4. Don't Panic about Car Hacking

I think we shouldn't freak out about the security of connected vehicles. It is not a doomsday scenario. Honestly, if you want to steal my car, I can think of at least 50 ways that are easier than trying to crack the network connection and doing all of the goofy things that I see these security experts do. A hammer is a hell of a lot cheaper than one of these devices that cracks passwords.

If the OEMs wanted to manufacture a vehicle that is 100% safe in a crash, they could, but it might cost $1 million. There is a tradeoff. I don't think people like hearing about it, but that same tradeoff is made with security.

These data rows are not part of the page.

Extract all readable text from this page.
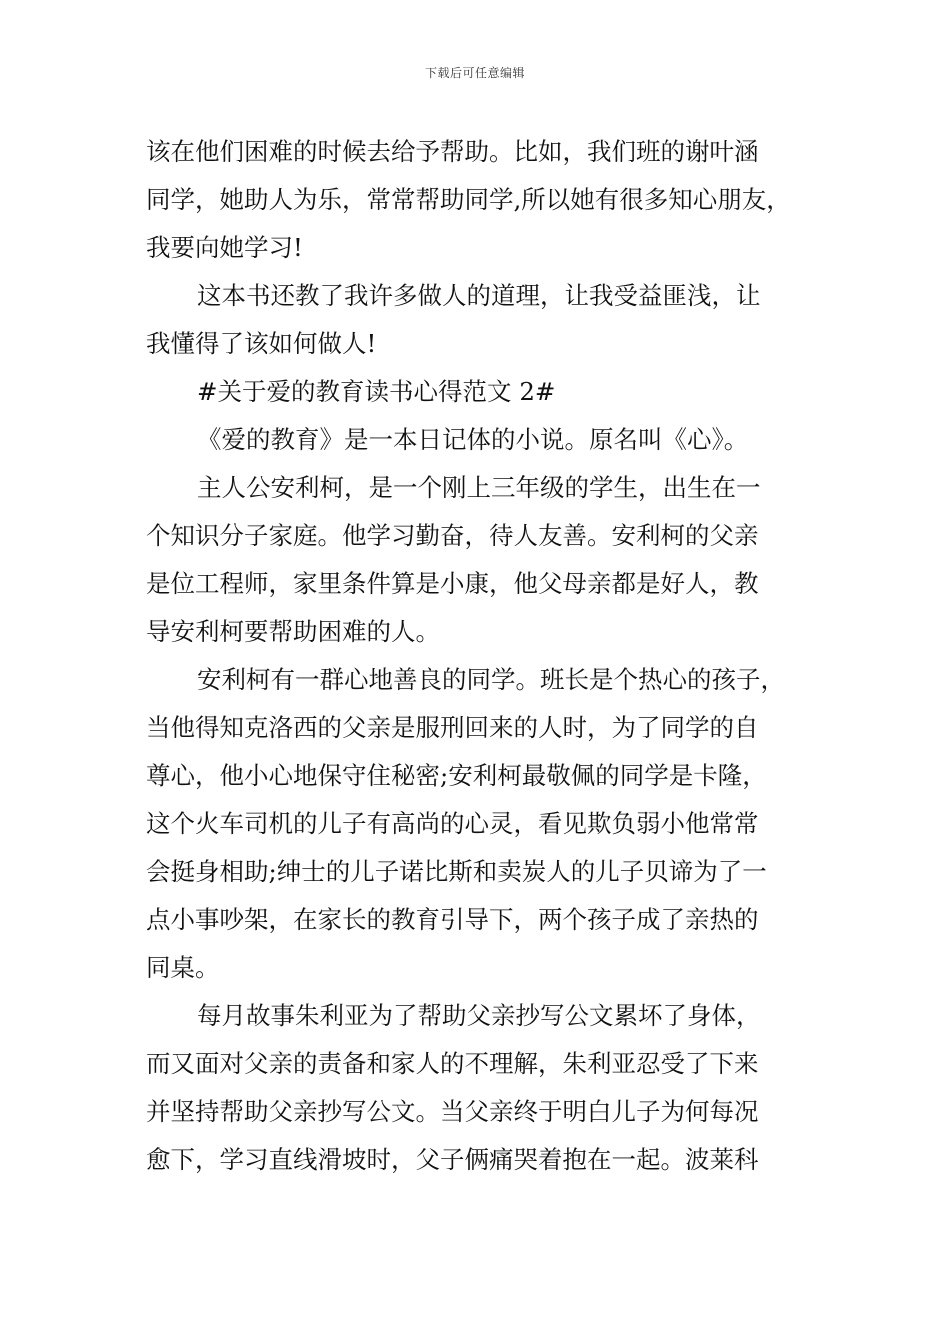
下载后可任意编辑
该在他们困难的时候去给予帮助。比如，我们班的谢叶涵
同学，她助人为乐，常常帮助同学,所以她有很多知心朋友，
我要向她学习!
这本书还教了我许多做人的道理，让我受益匪浅，让
我懂得了该如何做人!
#关于爱的教育读书心得范文 2#
《爱的教育》是一本日记体的小说。原名叫《心》。
主人公安利柯，是一个刚上三年级的学生，出生在一
个知识分子家庭。他学习勤奋，待人友善。安利柯的父亲
是位工程师，家里条件算是小康，他父母亲都是好人，教
导安利柯要帮助困难的人。
安利柯有一群心地善良的同学。班长是个热心的孩子，
当他得知克洛西的父亲是服刑回来的人时，为了同学的自
尊心，他小心地保守住秘密;安利柯最敬佩的同学是卡隆，
这个火车司机的儿子有高尚的心灵，看见欺负弱小他常常
会挺身相助;绅士的儿子诺比斯和卖炭人的儿子贝谛为了一
点小事吵架，在家长的教育引导下，两个孩子成了亲热的
同桌。
每月故事朱利亚为了帮助父亲抄写公文累坏了身体，
而又面对父亲的责备和家人的不理解，朱利亚忍受了下来
并坚持帮助父亲抄写公文。当父亲终于明白儿子为何每况
愈下，学习直线滑坡时，父子俩痛哭着抱在一起。波莱科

I guarantee you that the U.S. president's limousine is not a connected vehicle. I bet you can't remote start it or unlock it. That is because the president is a special case. Somebody would certainly work very hard to take control of the president's motorcade. I am not as worried about the average person.

5. But Don't Write Off Security Either

Just because hacking connected cars is not a widespread problem now doesn't mean that cybersecurity should be ignored. We have to think about the future of these vehicles. They are going to be out there for years. And we have to be able to understand and talk about what the future of that is.

If you asked me about Internet security 20 years ago, I'd say that it really wasn't a problem. When the Internet was first coming out, it was standard TCP/IP. It wasn't built for things like Web banking. But the architecture that was created 20 years ago is the architecture we live with today. Many of the problems we have today on the Internet are because of the fact that the base infrastructure was never designed to be secure. The designers of TCP/IP believed that the Internet would be a connection between trusted endpoints. They thought it was going to be universities that were online. We have bolted things on top like SSL and other things on top of an inherently open network.

We are going to live with the architecture that is being built today in these vehicles for 20 or 30 years. And, in 20 or 30 years, when perhaps we have semi-autonomous vehicles that are driving around where people aren't having to look at the road and where we transact business through our vehicles, we are going to find problems and find we are going to have to bolt security on top of that, too.